About Eric

Starting in St. Louis, I dropped out of my Chemistry major to work on developing websites. A librarian at UMSL turned me on to Perl and UNIX. This was 1994 when everyone wanted a website, but didn't really know why, they just knew they had to have one.  

This led to years of consulting/contract programming work and the realization that I really didn't want to be a web designer. One client's quote that ended it all, "Can we have that background be hunter green?"

I moved into more programming, Visual Basic and Java. I learned early on how to make the best of tools.  I didn't know VB so I taught myself. The client need a Mac version of the PC software I wrote in VB, so I didn't learn Java then, I found a tool that converted VB code into a Java app and then I adapted that app to run on the Mac.  

Then everything changed when I got a full time job, with an affiliate marketing startup.  I build a team and we built their custom CRM, Email Marketing, Website platform for 25 ecom websites, credit cart fraud prevention, and a globally redundant system for keeping a 99.999 (only 3 nines) uptime on our affiliate platform and website. This was pre cloud days when we had to manage this across multiple data centers, Vancouver, Toronto, Berlin, Singapore and even the Bahamas.  I ended up being called CTO.

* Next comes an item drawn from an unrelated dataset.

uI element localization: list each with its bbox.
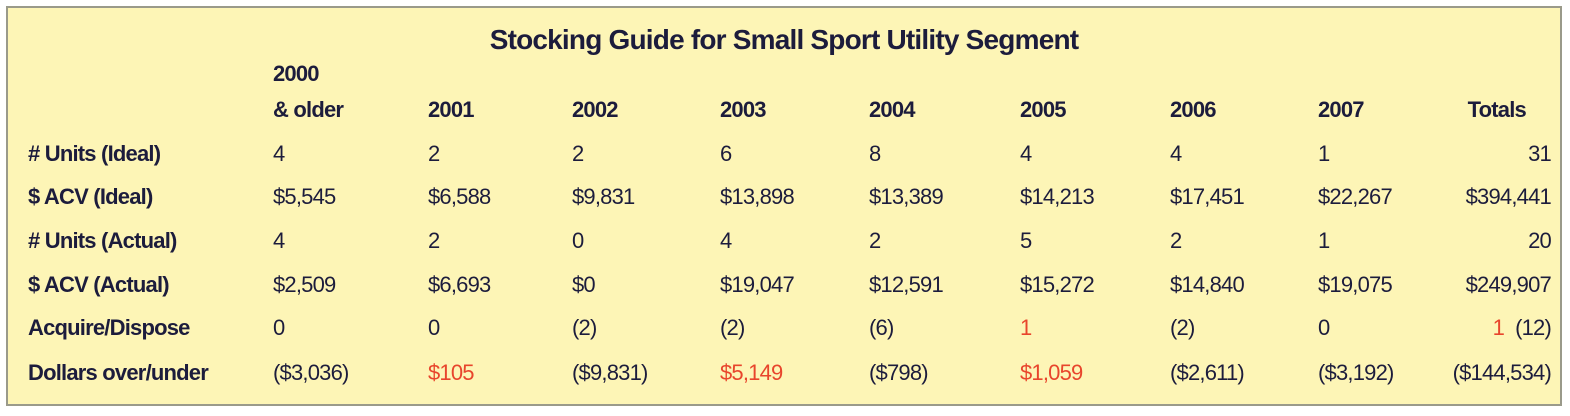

The first analytics pixel I put on a website, was one I designed.  Processing log files with Urchin on 25 sites was a pretty bad plan vs a real time data stream. This later led to my working for another startup that was building ecom website optimization software.  I highly optimized their performance and built an addition that could use near real time weather forecasts to control what content was presented to any given website visitor depending on their location.

That led to my working for ELC Online. They are the department of Estee Lauder that manage their online platform across all of Estee Lauder's brands.  There I built a custom tag management system and worked with IBM Coremetrics at a very large scale.  Later I was the technical lead on ELC's move to Adobe Analytics and several other major global migrations, the last one being their move to the Google 360 platform.  Outside of Marketing Technology I helped them start a major move towards building their website platform on Drupal and lead the team that build the first version of that for Smashbox.